More coups. Last month, the University of Illinois’ Cline Center for Advanced Social Research published version 2.0 of its Coup D’état Project, a dataset detailing more than 900 coups, attempted coups, and coup conspiracies from 1945 to 2019. Each entry indicates the country and date, plus the “type of actor who initiated the coup (i.e. military, palace, rebel, etc.) as well as the fate of the deposed executive (killed, injured, exiled, etc.).” Previously: Powell and Thyne’s coup dataset (DIP 2016.07.20).

Jefferson’s weather. From July 1776 to June 1826, Thomas Jefferson recorded thousands of nearly-daily weather observations — temperatures, precipitations, humidities, wind speeds — at Monticello, Paris, Milan, and scores of other locations. Now a UVA/Princeton collaboration has turned those handwritten records into an explorable and downloadable database. [h/t Erica Cavanaugh]

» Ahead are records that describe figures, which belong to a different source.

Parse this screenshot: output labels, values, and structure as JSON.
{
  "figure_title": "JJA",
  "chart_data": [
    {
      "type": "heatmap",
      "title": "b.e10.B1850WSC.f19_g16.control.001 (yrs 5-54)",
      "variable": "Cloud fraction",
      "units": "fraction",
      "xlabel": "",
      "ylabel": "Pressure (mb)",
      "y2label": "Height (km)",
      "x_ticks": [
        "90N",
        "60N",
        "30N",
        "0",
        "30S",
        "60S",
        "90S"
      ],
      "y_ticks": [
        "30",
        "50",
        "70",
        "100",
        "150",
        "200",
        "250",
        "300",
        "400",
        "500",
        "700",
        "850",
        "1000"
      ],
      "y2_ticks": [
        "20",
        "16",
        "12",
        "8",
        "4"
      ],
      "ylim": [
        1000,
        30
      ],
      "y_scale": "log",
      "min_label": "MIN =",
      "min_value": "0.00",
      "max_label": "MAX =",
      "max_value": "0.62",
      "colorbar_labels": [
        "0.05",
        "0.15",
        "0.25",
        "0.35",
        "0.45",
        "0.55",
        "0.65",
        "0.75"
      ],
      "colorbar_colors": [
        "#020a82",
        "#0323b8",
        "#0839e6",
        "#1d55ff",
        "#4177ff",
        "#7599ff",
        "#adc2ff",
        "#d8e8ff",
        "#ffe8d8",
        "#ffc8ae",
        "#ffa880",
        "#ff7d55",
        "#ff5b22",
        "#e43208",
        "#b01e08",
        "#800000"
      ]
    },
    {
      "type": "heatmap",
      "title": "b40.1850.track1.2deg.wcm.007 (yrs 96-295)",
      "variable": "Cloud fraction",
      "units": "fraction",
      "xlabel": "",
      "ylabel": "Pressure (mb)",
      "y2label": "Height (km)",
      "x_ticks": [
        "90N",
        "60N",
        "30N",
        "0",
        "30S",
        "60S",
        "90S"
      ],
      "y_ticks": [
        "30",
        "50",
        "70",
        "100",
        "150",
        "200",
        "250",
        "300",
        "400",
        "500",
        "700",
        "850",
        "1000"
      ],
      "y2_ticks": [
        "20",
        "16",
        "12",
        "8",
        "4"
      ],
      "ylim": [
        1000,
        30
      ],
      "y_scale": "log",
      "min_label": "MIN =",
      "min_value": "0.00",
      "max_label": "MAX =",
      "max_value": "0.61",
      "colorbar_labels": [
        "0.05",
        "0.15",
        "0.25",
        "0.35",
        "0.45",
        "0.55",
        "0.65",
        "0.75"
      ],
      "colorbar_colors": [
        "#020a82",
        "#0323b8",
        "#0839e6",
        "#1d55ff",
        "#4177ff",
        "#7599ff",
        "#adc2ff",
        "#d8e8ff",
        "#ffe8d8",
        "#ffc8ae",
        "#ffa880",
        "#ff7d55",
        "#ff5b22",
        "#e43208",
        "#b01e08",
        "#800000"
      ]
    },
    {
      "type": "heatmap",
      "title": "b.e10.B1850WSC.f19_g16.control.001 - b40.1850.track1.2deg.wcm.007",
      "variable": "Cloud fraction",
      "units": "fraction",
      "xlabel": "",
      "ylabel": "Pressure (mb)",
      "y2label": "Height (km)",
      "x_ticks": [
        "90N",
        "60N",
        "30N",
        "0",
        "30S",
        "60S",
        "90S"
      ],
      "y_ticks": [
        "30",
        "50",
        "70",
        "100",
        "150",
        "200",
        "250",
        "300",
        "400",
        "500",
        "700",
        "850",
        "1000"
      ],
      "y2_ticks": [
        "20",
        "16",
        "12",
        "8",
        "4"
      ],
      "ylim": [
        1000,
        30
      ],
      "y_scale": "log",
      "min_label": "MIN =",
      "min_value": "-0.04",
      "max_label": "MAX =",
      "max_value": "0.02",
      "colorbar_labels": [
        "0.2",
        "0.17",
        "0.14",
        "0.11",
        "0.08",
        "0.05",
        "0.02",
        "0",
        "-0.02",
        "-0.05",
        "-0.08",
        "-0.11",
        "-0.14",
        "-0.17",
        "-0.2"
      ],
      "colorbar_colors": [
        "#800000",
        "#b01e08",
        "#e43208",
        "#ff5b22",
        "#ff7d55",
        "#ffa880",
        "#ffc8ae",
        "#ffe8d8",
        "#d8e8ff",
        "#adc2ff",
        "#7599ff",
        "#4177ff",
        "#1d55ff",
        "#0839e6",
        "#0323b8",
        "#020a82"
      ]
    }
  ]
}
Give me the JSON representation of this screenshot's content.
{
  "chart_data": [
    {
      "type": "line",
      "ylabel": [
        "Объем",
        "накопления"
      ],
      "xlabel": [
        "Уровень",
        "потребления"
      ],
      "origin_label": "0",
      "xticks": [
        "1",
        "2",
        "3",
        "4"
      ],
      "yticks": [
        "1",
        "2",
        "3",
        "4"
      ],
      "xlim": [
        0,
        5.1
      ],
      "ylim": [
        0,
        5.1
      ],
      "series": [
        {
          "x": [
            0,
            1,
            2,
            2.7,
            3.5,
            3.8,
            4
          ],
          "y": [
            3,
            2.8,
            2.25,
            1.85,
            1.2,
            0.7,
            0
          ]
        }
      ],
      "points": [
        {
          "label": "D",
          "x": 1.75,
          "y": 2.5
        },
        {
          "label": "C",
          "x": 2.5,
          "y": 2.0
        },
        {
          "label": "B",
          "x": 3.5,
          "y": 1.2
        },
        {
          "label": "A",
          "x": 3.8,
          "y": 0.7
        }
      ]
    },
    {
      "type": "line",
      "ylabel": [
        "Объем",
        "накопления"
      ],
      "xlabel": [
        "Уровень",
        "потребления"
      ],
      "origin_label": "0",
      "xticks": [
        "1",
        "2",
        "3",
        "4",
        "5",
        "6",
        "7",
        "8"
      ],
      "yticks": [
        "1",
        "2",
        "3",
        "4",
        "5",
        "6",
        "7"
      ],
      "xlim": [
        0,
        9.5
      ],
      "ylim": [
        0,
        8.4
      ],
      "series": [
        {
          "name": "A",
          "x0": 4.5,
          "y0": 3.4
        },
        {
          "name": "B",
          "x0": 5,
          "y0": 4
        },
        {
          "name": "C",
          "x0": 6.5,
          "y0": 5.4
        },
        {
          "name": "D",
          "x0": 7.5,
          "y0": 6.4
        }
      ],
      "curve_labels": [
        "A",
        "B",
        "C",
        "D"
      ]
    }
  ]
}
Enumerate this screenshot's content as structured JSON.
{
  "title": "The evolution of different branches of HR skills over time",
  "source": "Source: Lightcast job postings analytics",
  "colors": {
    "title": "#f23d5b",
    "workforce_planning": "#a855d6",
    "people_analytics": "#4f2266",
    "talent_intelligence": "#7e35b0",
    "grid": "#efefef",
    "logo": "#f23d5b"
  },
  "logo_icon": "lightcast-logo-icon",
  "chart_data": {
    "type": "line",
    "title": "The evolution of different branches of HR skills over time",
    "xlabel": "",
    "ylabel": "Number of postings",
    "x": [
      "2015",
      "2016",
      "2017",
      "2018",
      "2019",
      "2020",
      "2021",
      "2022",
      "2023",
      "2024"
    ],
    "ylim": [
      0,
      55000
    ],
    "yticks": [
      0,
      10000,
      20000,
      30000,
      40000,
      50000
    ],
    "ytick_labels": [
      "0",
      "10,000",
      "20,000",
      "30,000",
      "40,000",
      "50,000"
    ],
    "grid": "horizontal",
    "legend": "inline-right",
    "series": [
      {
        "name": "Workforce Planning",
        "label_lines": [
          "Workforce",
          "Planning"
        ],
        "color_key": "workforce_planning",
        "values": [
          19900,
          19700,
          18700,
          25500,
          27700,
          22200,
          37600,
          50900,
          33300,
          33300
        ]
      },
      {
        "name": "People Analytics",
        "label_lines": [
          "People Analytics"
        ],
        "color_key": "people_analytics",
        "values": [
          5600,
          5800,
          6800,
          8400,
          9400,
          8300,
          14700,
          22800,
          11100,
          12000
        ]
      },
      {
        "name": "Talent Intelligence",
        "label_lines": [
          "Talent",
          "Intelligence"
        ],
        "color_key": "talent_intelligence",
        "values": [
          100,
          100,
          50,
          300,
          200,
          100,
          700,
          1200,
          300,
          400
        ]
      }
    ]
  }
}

Integer sequences. The decades-old, frequently-updated, and downloadable On-Line Encyclopedia of Integer Sequences contains more than 338,000 lists of those things. Each has some particular significance, ranging from the famous (the Fibonacci numbers) to the intriguing (“days required to spread gossip to n people”) to the obscure (“numbers n such that 2^n + 35 is prime”) to the super-obscure. Related: This xkcd comic and its impact. [h/t Dan Brady]